February 05, 2021

Members of the University community and the Domincan House of Studies gathered (virtually) to pray at the start of the spring semester at the annual Mass in honor of University patron St. Thomas Aquinas on Feb. 4. The Mass was broadcast on EWTN and CatholicTV livestreams with limited in person attendance in the Great Upper Church of the Basilica of the National Shrine of the Immaculate Conception.

This year’s celebrant and homilist was Very Rev. Aquinas Guilbeau, O.P., assistant professor of moral theology and prior of the Dominican House of Studies. Father Guilbeau delivered a homily that reflected on St. Thomas Aquinas’ fascination with truth. 

“Man is capable of many things, but what fascinated Aquinas about man is that he is capable especially of truth,” Father Guilbeau said. “For Aquinas, man’s capacity for truth has special implications for understanding both the life of nature and the life of grace. As grace builds on nature, Aquinas understood that man can be consecrated in truth because he is first capable of truth.”

Father Guilbeau said, “God has made every man and woman in his image. This means that God has made each of us to know, and he wants to elevate each of us to know him.” This truth has implications for education, he explained. “Every school, every university responds to this truth, either by embracing it or neglecting it. As a community of teachers and students, a school is most itself when it marvels at the human capacity for truth, and at this capacity’s ability to be consecrated by God.”

At the end of Mass, University President John Garvey reflected on St. Catherine of Siena’s life during the Black Death and how “she steered her own boat, by her own compass, amid all this commotion. The virtue she typifies, the needle on her compass, was singleness of heart, or as we say more often, purity of heart.”

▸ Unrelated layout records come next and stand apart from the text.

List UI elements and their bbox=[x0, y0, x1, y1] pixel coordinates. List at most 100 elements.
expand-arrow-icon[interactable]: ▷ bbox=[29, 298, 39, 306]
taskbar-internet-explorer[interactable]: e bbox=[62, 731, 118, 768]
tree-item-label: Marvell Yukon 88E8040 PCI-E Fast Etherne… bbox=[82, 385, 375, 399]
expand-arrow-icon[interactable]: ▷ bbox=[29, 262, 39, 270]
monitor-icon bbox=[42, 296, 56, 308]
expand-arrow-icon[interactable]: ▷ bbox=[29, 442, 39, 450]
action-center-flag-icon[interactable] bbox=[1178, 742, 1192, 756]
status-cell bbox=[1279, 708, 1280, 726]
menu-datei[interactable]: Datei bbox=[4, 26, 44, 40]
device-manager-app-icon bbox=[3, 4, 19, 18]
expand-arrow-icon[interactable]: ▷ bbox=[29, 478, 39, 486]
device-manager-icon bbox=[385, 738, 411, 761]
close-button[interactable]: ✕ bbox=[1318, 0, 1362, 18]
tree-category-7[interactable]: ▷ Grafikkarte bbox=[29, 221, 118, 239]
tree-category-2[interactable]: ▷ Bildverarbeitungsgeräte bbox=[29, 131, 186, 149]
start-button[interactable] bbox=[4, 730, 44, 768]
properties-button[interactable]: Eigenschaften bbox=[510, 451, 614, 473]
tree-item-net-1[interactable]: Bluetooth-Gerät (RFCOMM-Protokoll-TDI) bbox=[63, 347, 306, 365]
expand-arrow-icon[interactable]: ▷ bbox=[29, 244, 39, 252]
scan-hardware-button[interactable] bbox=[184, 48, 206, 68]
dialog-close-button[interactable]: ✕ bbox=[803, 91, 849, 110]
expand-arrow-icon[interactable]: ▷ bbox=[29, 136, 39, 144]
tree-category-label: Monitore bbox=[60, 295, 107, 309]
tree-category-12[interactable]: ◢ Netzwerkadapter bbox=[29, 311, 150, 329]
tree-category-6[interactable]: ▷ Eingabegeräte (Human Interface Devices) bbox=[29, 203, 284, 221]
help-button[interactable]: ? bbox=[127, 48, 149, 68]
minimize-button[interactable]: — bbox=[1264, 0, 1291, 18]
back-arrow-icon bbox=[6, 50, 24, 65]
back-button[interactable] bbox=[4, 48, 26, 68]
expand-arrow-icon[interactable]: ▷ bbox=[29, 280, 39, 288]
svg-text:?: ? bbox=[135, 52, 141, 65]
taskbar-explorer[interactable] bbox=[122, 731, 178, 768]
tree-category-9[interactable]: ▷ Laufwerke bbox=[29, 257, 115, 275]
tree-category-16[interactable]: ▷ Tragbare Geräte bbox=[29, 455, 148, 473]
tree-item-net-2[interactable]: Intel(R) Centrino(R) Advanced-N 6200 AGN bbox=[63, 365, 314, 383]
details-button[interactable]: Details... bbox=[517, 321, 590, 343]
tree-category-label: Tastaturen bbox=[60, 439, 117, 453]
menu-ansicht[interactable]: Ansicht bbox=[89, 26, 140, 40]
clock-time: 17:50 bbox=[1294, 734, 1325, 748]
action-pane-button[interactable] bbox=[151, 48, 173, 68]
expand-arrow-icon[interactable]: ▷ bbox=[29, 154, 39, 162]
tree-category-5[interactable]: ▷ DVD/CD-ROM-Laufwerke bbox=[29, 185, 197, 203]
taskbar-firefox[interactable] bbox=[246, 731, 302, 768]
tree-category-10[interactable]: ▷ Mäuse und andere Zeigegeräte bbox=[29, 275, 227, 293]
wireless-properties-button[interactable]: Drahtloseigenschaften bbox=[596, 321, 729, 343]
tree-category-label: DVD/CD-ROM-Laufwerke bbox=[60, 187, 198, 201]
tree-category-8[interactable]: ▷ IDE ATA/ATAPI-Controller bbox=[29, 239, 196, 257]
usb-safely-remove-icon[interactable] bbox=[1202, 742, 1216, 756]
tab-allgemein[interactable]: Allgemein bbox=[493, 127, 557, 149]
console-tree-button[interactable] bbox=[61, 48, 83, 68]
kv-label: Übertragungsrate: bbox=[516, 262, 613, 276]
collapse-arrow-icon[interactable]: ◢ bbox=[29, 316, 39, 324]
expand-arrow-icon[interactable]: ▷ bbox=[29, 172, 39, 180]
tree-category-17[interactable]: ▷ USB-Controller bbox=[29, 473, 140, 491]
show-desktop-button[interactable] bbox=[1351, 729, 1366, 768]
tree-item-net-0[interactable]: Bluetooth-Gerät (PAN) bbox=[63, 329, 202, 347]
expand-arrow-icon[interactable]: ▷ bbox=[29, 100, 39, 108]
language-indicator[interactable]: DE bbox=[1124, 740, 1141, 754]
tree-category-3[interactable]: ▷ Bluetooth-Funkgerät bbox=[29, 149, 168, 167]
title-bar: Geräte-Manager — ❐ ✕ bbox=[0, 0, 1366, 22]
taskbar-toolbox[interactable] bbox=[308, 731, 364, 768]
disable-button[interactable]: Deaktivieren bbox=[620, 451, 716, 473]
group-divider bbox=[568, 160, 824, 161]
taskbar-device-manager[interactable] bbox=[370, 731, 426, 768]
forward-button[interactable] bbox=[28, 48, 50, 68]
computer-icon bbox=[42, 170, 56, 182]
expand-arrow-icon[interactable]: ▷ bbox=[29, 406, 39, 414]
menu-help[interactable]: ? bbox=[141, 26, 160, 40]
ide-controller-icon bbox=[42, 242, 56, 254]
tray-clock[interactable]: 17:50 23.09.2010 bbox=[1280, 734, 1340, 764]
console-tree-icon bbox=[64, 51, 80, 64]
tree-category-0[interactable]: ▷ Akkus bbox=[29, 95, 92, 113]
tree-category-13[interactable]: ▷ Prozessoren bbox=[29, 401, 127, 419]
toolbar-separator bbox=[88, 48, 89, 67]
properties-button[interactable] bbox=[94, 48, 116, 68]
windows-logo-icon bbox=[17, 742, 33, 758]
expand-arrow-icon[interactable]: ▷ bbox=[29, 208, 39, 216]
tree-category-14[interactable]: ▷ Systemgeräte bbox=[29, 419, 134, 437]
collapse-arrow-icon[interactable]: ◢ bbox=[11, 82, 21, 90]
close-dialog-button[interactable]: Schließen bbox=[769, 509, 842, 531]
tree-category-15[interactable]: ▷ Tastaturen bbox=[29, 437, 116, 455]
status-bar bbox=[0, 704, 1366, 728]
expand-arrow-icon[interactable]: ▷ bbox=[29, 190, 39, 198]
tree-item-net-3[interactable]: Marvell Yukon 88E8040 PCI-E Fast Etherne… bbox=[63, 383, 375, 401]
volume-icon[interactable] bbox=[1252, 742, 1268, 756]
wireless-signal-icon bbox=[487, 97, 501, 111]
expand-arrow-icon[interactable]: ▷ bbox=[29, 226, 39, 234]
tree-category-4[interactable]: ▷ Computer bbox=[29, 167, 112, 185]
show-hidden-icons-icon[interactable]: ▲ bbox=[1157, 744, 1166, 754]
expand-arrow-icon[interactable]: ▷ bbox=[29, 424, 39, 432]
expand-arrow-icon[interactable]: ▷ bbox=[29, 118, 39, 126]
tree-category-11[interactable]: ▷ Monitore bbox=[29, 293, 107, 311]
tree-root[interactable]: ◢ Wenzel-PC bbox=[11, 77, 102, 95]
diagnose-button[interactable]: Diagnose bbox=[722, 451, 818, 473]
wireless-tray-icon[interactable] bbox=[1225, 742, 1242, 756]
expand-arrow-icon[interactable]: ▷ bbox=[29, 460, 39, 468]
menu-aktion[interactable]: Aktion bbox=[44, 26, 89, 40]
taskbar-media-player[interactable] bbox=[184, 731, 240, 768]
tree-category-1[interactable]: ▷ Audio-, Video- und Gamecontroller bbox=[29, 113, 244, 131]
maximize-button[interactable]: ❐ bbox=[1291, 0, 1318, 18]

“Hard times should not dictate the course of our lives,” said Garvey. “Our compass should be God’s will. And we should be cautious about assuming that serving God requires us to withdraw from the world and commune only with him. That is his will for some of us. But purity of heart may ask the rest of us to follow the example of St. Catherine of Siena, who never strayed from her devotion to Our Lord, even while attending the great and small needs of her neighbor.”